Vénus de Lespugue. Gravettien (entre 25 000 et 28 000 avant notre ère), ivoire de mammouth, 14,7 cm © MNHN – E. Blanc

L’exposition honore en premier lieu un thème qui ne constitue en fait qu’une faible proportion des œuvres : la représentation de l’humain, avec d’abord l’étonnant profil gravé sur la superbe « plaquette » (17 000 avant notre ère) découverte sur le site de La Marche, à une trentaine de kilomètres de Poitiers. Et l’on enchaîne avec les Vénus, comme on a pris coutume d’appeler ces statuettes parfois minuscules, la star étant la Vénus de Lespugue, exhumée en Haute-Garonne en août 1922 : pour son centenaire, elle a eu droit à une restauration complète, pour la débarrasser de tous les dépôts accumulés depuis un siècle, et elle est désormais allongée dans une sorte de boîte, ce qui ne permet hélas pas de l’admirer sous toutes ses facettes – mais la troisième partie de l’exposition y remédie, nous y reviendrons. Cette sculpture grande comme la main, taillée dans l’ivoire de mammouth, est parfaitement représentative des statuettes callipyges et rebondies du style gravettien – l’autre exemple le plus célèbre étant la Vénus de Willendorf, conservée en Autriche, qui  n’a évidemment pas fait le voyage. Sur la centaine de pièces réunies, si la plupart viennent des collections du Musée de l’Homme ou du Musée de Saint-Germain-en-Laye, l’exposition bénéficie aussi de prêts consentis par bien d’autres pays, notamment en ce qui concerne les Vénus plus filiformes, du style magdalénien, la première à avoir été découverte étant la « Vénus impudique », mise à jour en 1864 et ainsi baptisée par son inventeur, le marquis de Vibraye, à cause de sa fente vaginale bien visible, par opposition à la très classique Aphrodite pudique qui, elle cache ses atouts.

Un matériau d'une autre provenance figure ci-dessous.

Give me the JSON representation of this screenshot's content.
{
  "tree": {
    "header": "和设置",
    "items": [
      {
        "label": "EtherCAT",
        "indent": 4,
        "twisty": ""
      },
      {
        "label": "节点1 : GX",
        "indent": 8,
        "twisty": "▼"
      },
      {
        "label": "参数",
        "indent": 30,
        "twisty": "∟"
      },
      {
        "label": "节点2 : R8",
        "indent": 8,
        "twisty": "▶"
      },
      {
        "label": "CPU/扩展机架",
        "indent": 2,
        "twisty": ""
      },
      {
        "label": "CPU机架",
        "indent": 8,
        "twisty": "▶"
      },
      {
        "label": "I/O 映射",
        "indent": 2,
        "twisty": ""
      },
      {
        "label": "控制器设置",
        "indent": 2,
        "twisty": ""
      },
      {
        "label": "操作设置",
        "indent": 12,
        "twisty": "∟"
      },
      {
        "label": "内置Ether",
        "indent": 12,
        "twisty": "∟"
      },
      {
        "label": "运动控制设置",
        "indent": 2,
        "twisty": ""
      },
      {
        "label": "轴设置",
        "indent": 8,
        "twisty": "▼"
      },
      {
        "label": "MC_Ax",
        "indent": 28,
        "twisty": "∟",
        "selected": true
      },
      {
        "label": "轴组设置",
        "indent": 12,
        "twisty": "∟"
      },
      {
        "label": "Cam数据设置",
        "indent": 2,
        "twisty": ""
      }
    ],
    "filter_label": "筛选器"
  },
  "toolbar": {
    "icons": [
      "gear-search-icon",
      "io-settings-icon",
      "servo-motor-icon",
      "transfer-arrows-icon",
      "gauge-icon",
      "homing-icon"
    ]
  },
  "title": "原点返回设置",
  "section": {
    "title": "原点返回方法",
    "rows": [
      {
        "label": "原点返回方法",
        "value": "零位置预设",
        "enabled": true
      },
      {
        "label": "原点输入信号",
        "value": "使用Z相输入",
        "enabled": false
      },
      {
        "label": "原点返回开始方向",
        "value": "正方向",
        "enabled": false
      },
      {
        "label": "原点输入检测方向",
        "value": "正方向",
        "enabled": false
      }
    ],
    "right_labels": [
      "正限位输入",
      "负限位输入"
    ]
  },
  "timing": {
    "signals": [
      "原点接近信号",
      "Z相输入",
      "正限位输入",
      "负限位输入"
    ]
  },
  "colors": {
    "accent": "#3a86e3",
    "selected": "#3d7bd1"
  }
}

Les animaux étant la principale source d’inspiration des artistes de la Préhistoire, ils sont logiquement les héros des dernières salles d’art « mobilier », qu’il s’agisse d’objets utilitaires qui s’ornent de profils ou de formes évoquant le bestiaire, ou d’objets « symboliques » dont on ignore en fait la destination. Sans oublier les motifs abstraits, géométriques, également employés sur toutes sortes de supports.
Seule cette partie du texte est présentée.